Of the food truck businesses that have failed, many failed because they didn’t plan. So how can you avoid food truck failure? It’s rather simple…plan for success. You put yourself and your food truck in a place where you can handle anything thrown your way.

Planning for success requires the implementation and consistent execution of systems and someone (in most cases the vendor) who will keep an eye on these systems and make sure your staff is following them on a daily basis.

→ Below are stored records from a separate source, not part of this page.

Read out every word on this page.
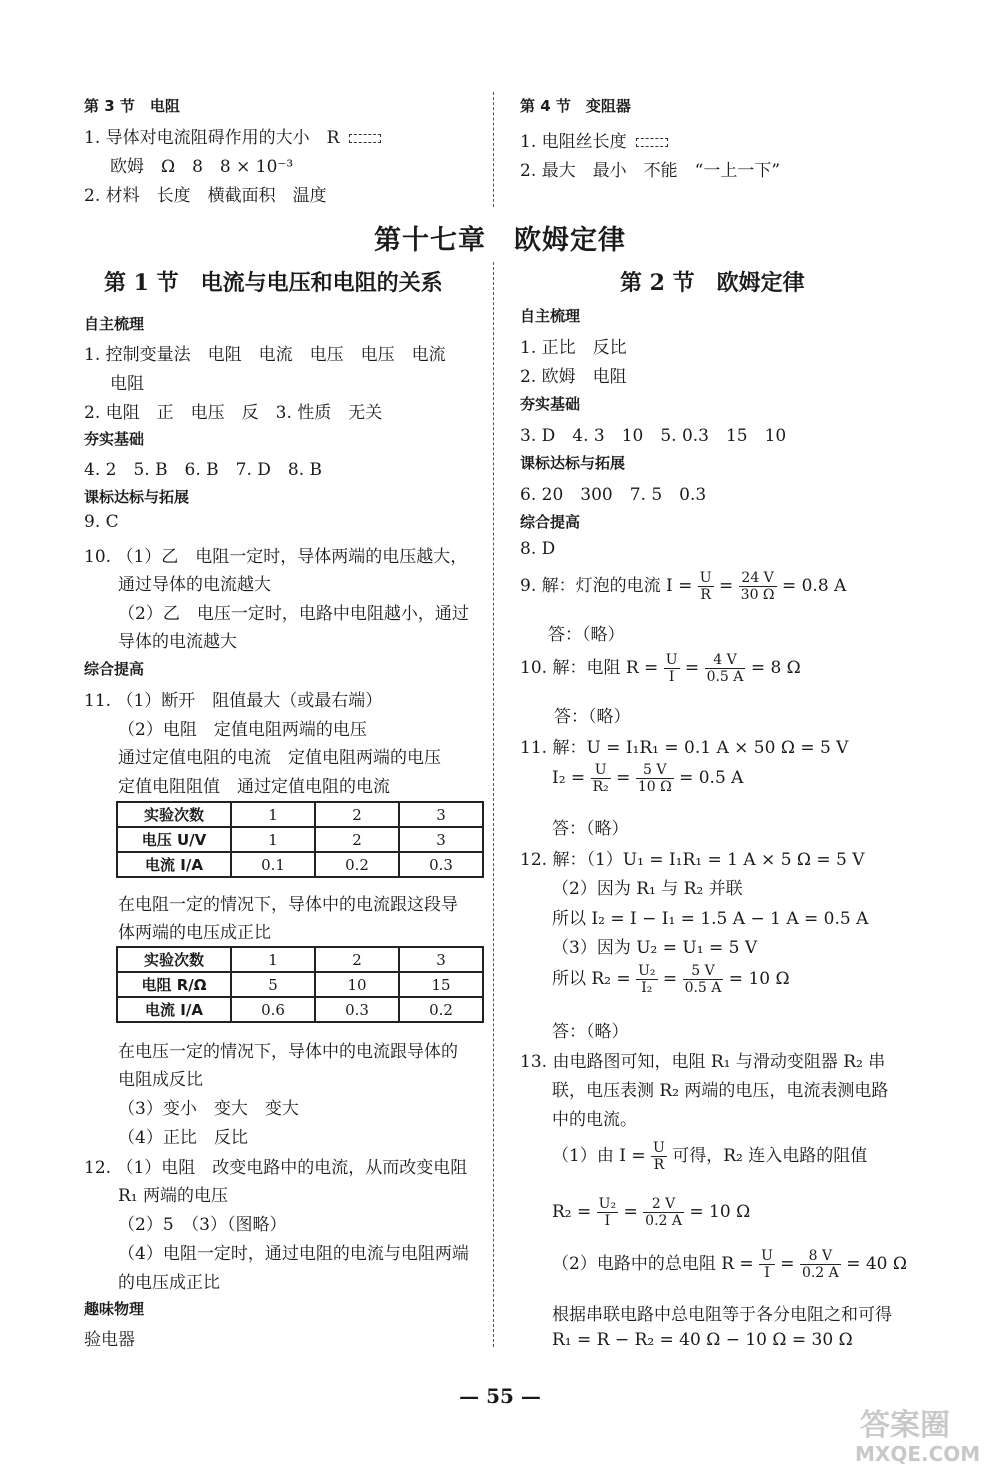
第 3 节　电阻
1. 导体对电流阻碍作用的大小　R
欧姆　Ω　8　8 × 10⁻³
2. 材料　长度　横截面积　温度
第 4 节　变阻器
1. 电阻丝长度
2. 最大　最小　不能　“一上一下”
第十七章　欧姆定律
第 1 节　电流与电压和电阻的关系
自主梳理
1. 控制变量法　电阻　电流　电压　电压　电流
电阻
2. 电阻　正　电压　反　3. 性质　无关
夯实基础
4. 2　5. B　6. B　7. D　8. B
课标达标与拓展
9. C
10. （1）乙　电阻一定时，导体两端的电压越大，
通过导体的电流越大
（2）乙　电压一定时，电路中电阻越小，通过
导体的电流越大
综合提高
11. （1）断开　阻值最大（或最右端）
（2）电阻　定值电阻两端的电压
通过定值电阻的电流　定值电阻两端的电压
定值电阻阻值　通过定值电阻的电流
实验次数	1	2	3
电压 U/V	1	2	3
电流 I/A	0.1	0.2	0.3
在电阻一定的情况下，导体中的电流跟这段导
体两端的电压成正比
实验次数	1	2	3
电阻 R/Ω	5	10	15
电流 I/A	0.6	0.3	0.2
在电压一定的情况下，导体中的电流跟导体的
电阻成反比
（3）变小　变大　变大
（4）正比　反比
12. （1）电阻　改变电路中的电流，从而改变电阻
R₁ 两端的电压
（2）5　（3）（图略）
（4）电阻一定时，通过电阻的电流与电阻两端
的电压成正比
趣味物理
验电器
第 2 节　欧姆定律
自主梳理
1. 正比　反比
2. 欧姆　电阻
夯实基础
3. D　4. 3　10　5. 0.3　15　10
课标达标与拓展
6. 20　300　7. 5　0.3
综合提高
8. D
9. 解：灯泡的电流 $I = \frac{U}{R} = \frac{24 V}{30 \Omega} = 0.8$ A
答：（略）
10. 解：电阻 $R = \frac{U}{I} = \frac{4 V}{0.5 A} = 8$ Ω
答：（略）
11. 解：U = I₁R₁ = 0.1 A × 50 Ω = 5 V
$I_2 = \frac{U}{\text{R₂}} = \frac{5 V}{10 \Omega} = 0.5$ A
答：（略）
12. 解：（1）U₁ = I₁R₁ = 1 A × 5 Ω = 5 V
（2）因为 R₁ 与 R₂ 并联
所以 I₂ = I − I₁ = 1.5 A − 1 A = 0.5 A
（3）因为 U₂ = U₁ = 5 V
所以 $R_2 = \frac{\text{U₂}}{\text{I₂}} = \frac{5 V}{0.5 A} = 10$ Ω
答：（略）
13. 由电路图可知，电阻 R₁ 与滑动变阻器 R₂ 串
联，电压表测 R₂ 两端的电压，电流表测电路
中的电流。
（1）由 $I = \frac{U}{R}$ 可得，R₂ 连入电路的阻值
$R_2 = \frac{\text{U₂}}{I} = \frac{2 V}{0.2 A} = 10$ Ω
（2）电路中的总电阻 $R = \frac{U}{I} = \frac{8 V}{0.2 A} = 40$ Ω
根据串联电路中总电阻等于各分电阻之和可得
R₁ = R − R₂ = 40 Ω − 10 Ω = 30 Ω
— 55 —
答案圈
MXQE.COM
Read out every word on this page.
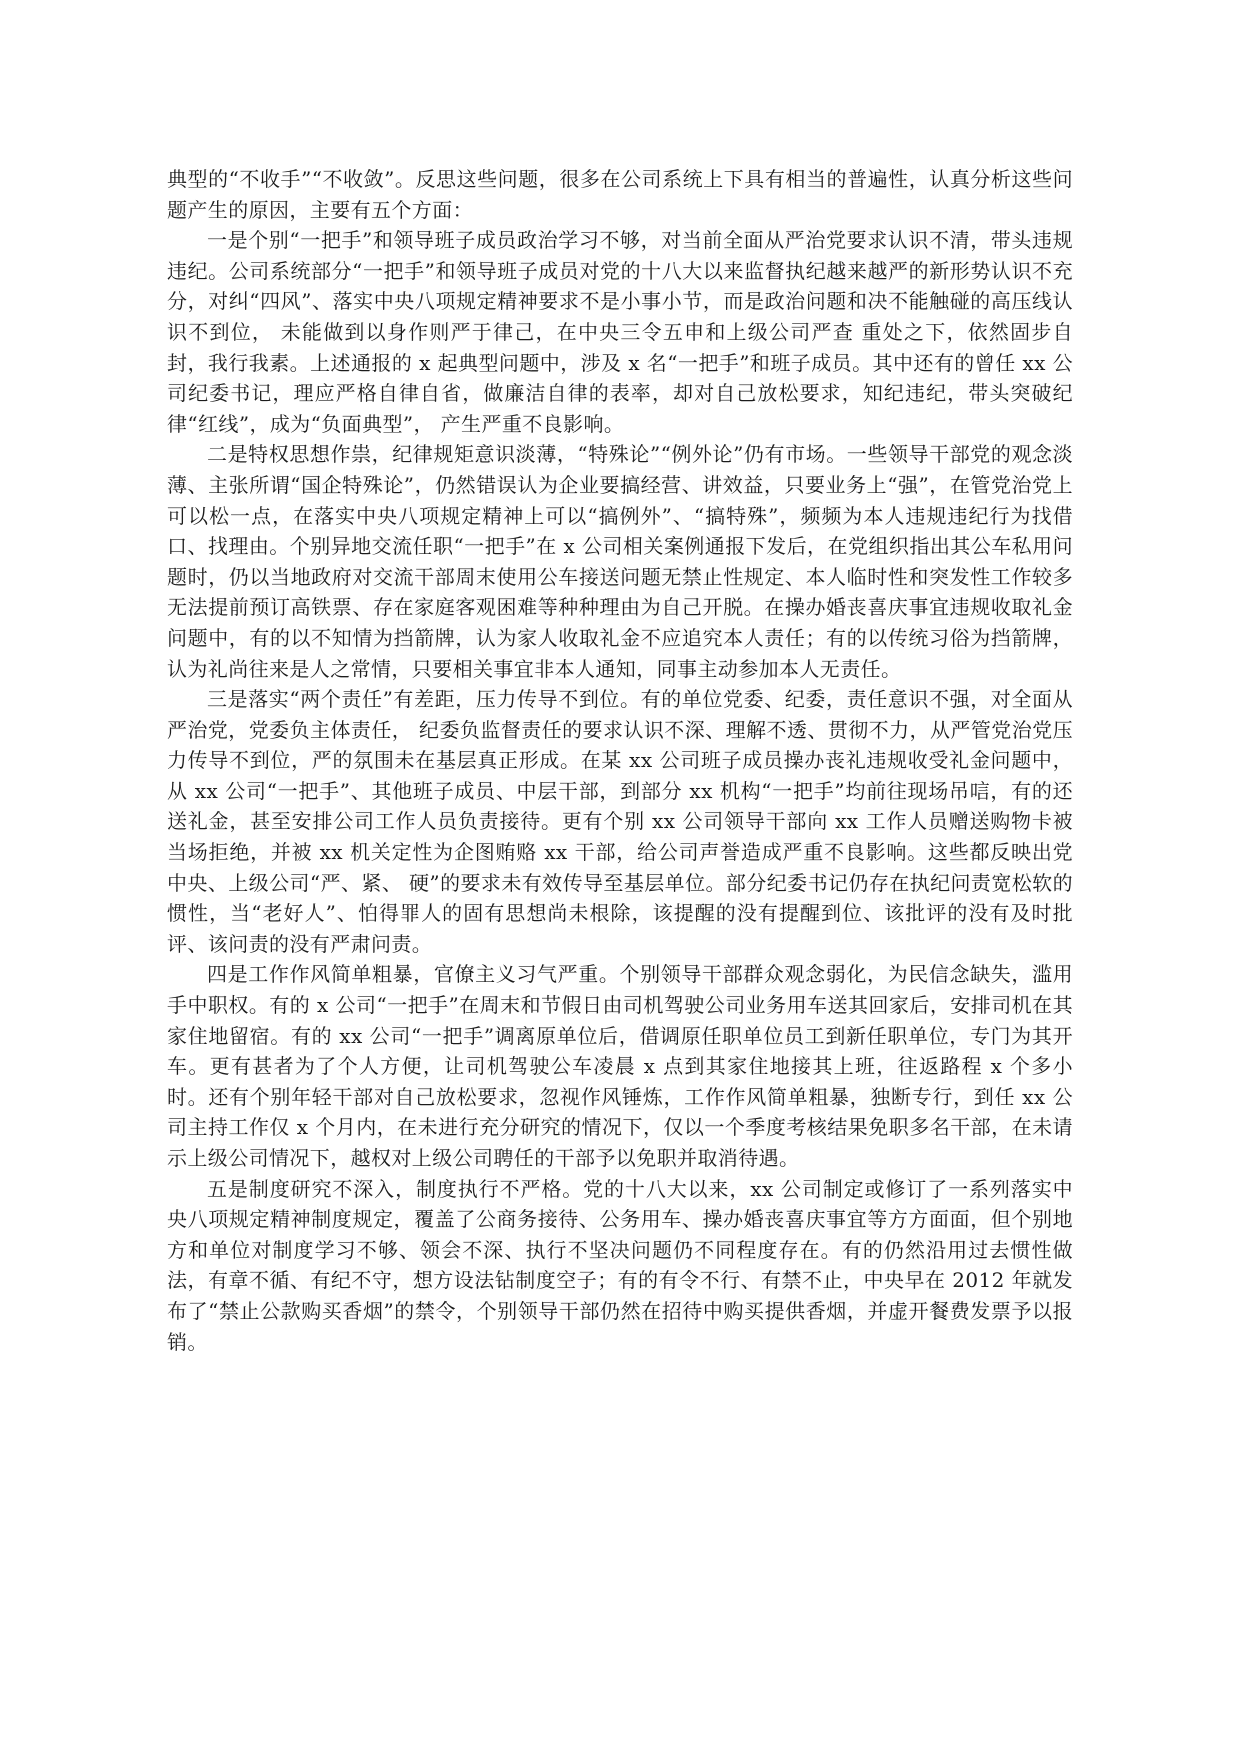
典型的“不收手”“不收敛”。反思这些问题，很多在公司系统上下具有相当的普遍性，认真分析这些问题产生的原因，主要有五个方面：

一是个别“一把手”和领导班子成员政治学习不够，对当前全面从严治党要求认识不清，带头违规违纪。公司系统部分“一把手”和领导班子成员对党的十八大以来监督执纪越来越严的新形势认识不充分，对纠“四风”、落实中央八项规定精神要求不是小事小节，而是政治问题和决不能触碰的高压线认识不到位， 未能做到以身作则严于律己，在中央三令五申和上级公司严查 重处之下，依然固步自封，我行我素。上述通报的 x 起典型问题中，涉及 x 名“一把手”和班子成员。其中还有的曾任 xx 公司纪委书记，理应严格自律自省，做廉洁自律的表率，却对自己放松要求，知纪违纪，带头突破纪律“红线”，成为“负面典型”， 产生严重不良影响。

二是特权思想作祟，纪律规矩意识淡薄，“特殊论”“例外论”仍有市场。一些领导干部党的观念淡薄、主张所谓“国企特殊论”，仍然错误认为企业要搞经营、讲效益，只要业务上“强”，在管党治党上可以松一点，在落实中央八项规定精神上可以“搞例外”、“搞特殊”，频频为本人违规违纪行为找借口、找理由。个别异地交流任职“一把手”在 x 公司相关案例通报下发后，在党组织指出其公车私用问题时，仍以当地政府对交流干部周末使用公车接送问题无禁止性规定、本人临时性和突发性工作较多无法提前预订高铁票、存在家庭客观困难等种种理由为自己开脱。在操办婚丧喜庆事宜违规收取礼金问题中，有的以不知情为挡箭牌，认为家人收取礼金不应追究本人责任；有的以传统习俗为挡箭牌，认为礼尚往来是人之常情，只要相关事宜非本人通知，同事主动参加本人无责任。

三是落实“两个责任”有差距，压力传导不到位。有的单位党委、纪委，责任意识不强，对全面从严治党，党委负主体责任， 纪委负监督责任的要求认识不深、理解不透、贯彻不力，从严管党治党压力传导不到位，严的氛围未在基层真正形成。在某 xx 公司班子成员操办丧礼违规收受礼金问题中，从 xx 公司“一把手”、其他班子成员、中层干部，到部分 xx 机构“一把手”均前往现场吊唁，有的还送礼金，甚至安排公司工作人员负责接待。更有个别 xx 公司领导干部向 xx 工作人员赠送购物卡被当场拒绝，并被 xx 机关定性为企图贿赂 xx 干部，给公司声誉造成严重不良影响。这些都反映出党中央、上级公司“严、紧、 硬”的要求未有效传导至基层单位。部分纪委书记仍存在执纪问责宽松软的惯性，当“老好人”、怕得罪人的固有思想尚未根除，该提醒的没有提醒到位、该批评的没有及时批评、该问责的没有严肃问责。

四是工作作风简单粗暴，官僚主义习气严重。个别领导干部群众观念弱化，为民信念缺失，滥用手中职权。有的 x 公司“一把手”在周末和节假日由司机驾驶公司业务用车送其回家后，安排司机在其家住地留宿。有的 xx 公司“一把手”调离原单位后，借调原任职单位员工到新任职单位，专门为其开车。更有甚者为了个人方便，让司机驾驶公车凌晨 x 点到其家住地接其上班，往返路程 x 个多小时。还有个别年轻干部对自己放松要求，忽视作风锤炼，工作作风简单粗暴，独断专行，到任 xx 公司主持工作仅 x 个月内，在未进行充分研究的情况下，仅以一个季度考核结果免职多名干部，在未请示上级公司情况下，越权对上级公司聘任的干部予以免职并取消待遇。

五是制度研究不深入，制度执行不严格。党的十八大以来，xx 公司制定或修订了一系列落实中央八项规定精神制度规定，覆盖了公商务接待、公务用车、操办婚丧喜庆事宜等方方面面，但个别地方和单位对制度学习不够、领会不深、执行不坚决问题仍不同程度存在。有的仍然沿用过去惯性做法，有章不循、有纪不守，想方设法钻制度空子；有的有令不行、有禁不止，中央早在 2012 年就发布了“禁止公款购买香烟”的禁令，个别领导干部仍然在招待中购买提供香烟，并虚开餐费发票予以报销。
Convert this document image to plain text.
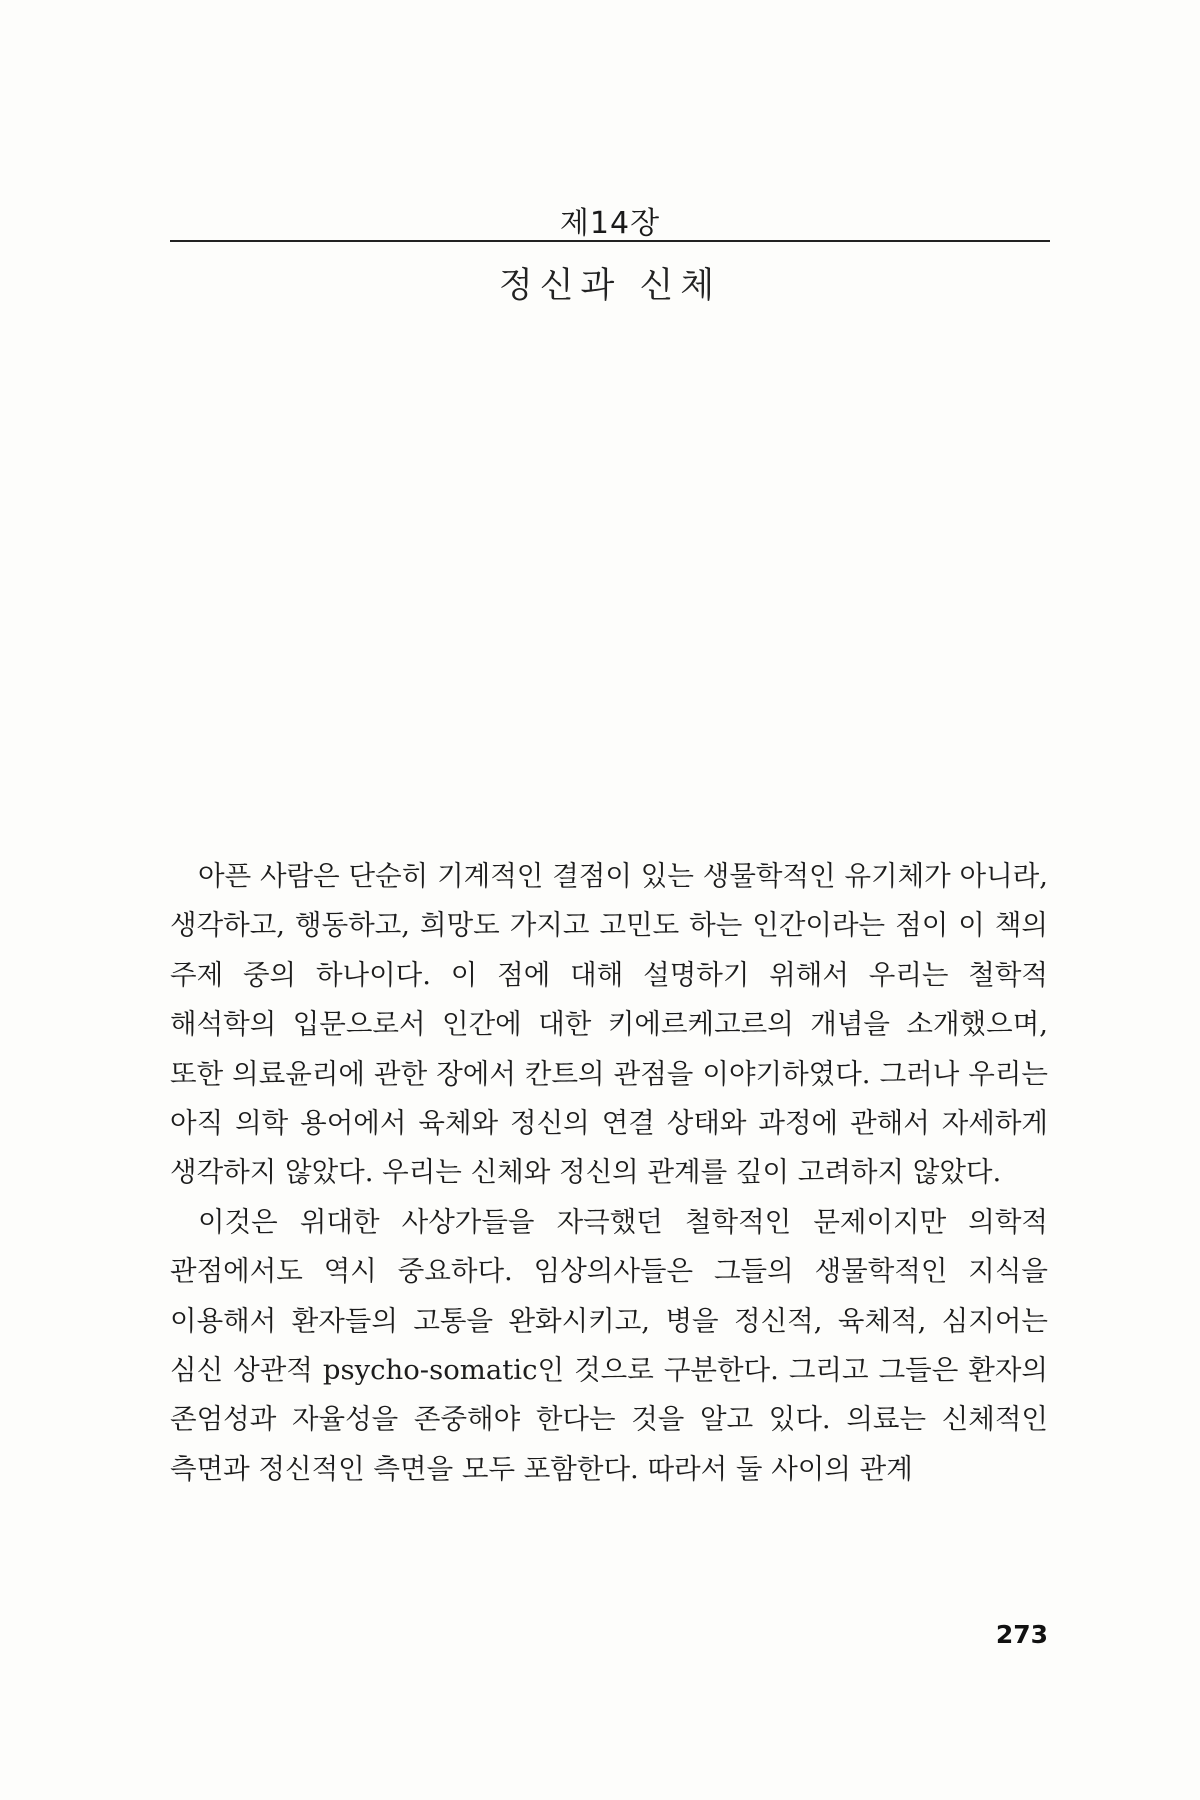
제14장
정신과 신체

아픈 사람은 단순히 기계적인 결점이 있는 생물학적인 유기체가 아니라, 생각하고, 행동하고, 희망도 가지고 고민도 하는 인간이라는 점이 이 책의 주제 중의 하나이다. 이 점에 대해 설명하기 위해서 우리는 철학적 해석학의 입문으로서 인간에 대한 키에르케고르의 개념을 소개했으며, 또한 의료윤리에 관한 장에서 칸트의 관점을 이야기하였다. 그러나 우리는 아직 의학 용어에서 육체와 정신의 연결 상태와 과정에 관해서 자세하게 생각하지 않았다. 우리는 신체와 정신의 관계를 깊이 고려하지 않았다.

이것은 위대한 사상가들을 자극했던 철학적인 문제이지만 의학적 관점에서도 역시 중요하다. 임상의사들은 그들의 생물학적인 지식을 이용해서 환자들의 고통을 완화시키고, 병을 정신적, 육체적, 심지어는 심신 상관적 psycho-somatic인 것으로 구분한다. 그리고 그들은 환자의 존엄성과 자율성을 존중해야 한다는 것을 알고 있다. 의료는 신체적인 측면과 정신적인 측면을 모두 포함한다. 따라서 둘 사이의 관계

273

4 Business Systems To Use T0 Avoid Food Truck Failure

Sales Forecasting

The first system to avoid food truck failure is predicting sales is critical to any food truck. If you don’t document what you think you are going to do in sales for each day of the week, you run the risk of buying too much or not enough product. You run the risk of bringing in too many or too few employees. Each scenario results in lost opportunity and profits because you probably wasted products, 86’d items, lost money at the time clock or provided your guests a terrible experience.

RELATED: 10 Ways To See Into The Future With Sales Forecasting

Budget

A budget is critical to the successful implementation of systems, because it gives you cost of goods sold (COGS) and labor targets. Without targets, you simply cannot make the right decisions and cannot measure your success, because you don’t even know what success looks like.

Purchase Allotment

A purchase allotment system is based on sales forecasts for the entire month, your actual sales for the entire month as they happen, as well as your food or beverage purchases as they are made each day. This system ensures that you will know how much money you have to spend to not only make sure you have enough product, but to do it within budget.

Labor Allotment

Labor allotment is a system that’s based on sales forecasts for the next week and the actual hours worked and sales for last week. With it you can easily alter your schedules to meet budget by knowing how many hours and dollars you have for next week’s schedule.

RELATED: 5 Steps To Developing A Food Truck Labor Budget

The Bottom Line

The implementation of these types of systems is extremely important to your ability to avoid food truck failure. They are the keys to your planning process and will guide you to a successful operation each and every day. But the piece of the puzzle that makes this all work is someone that inspects that the systems are not only being used, but completed on time each and every day.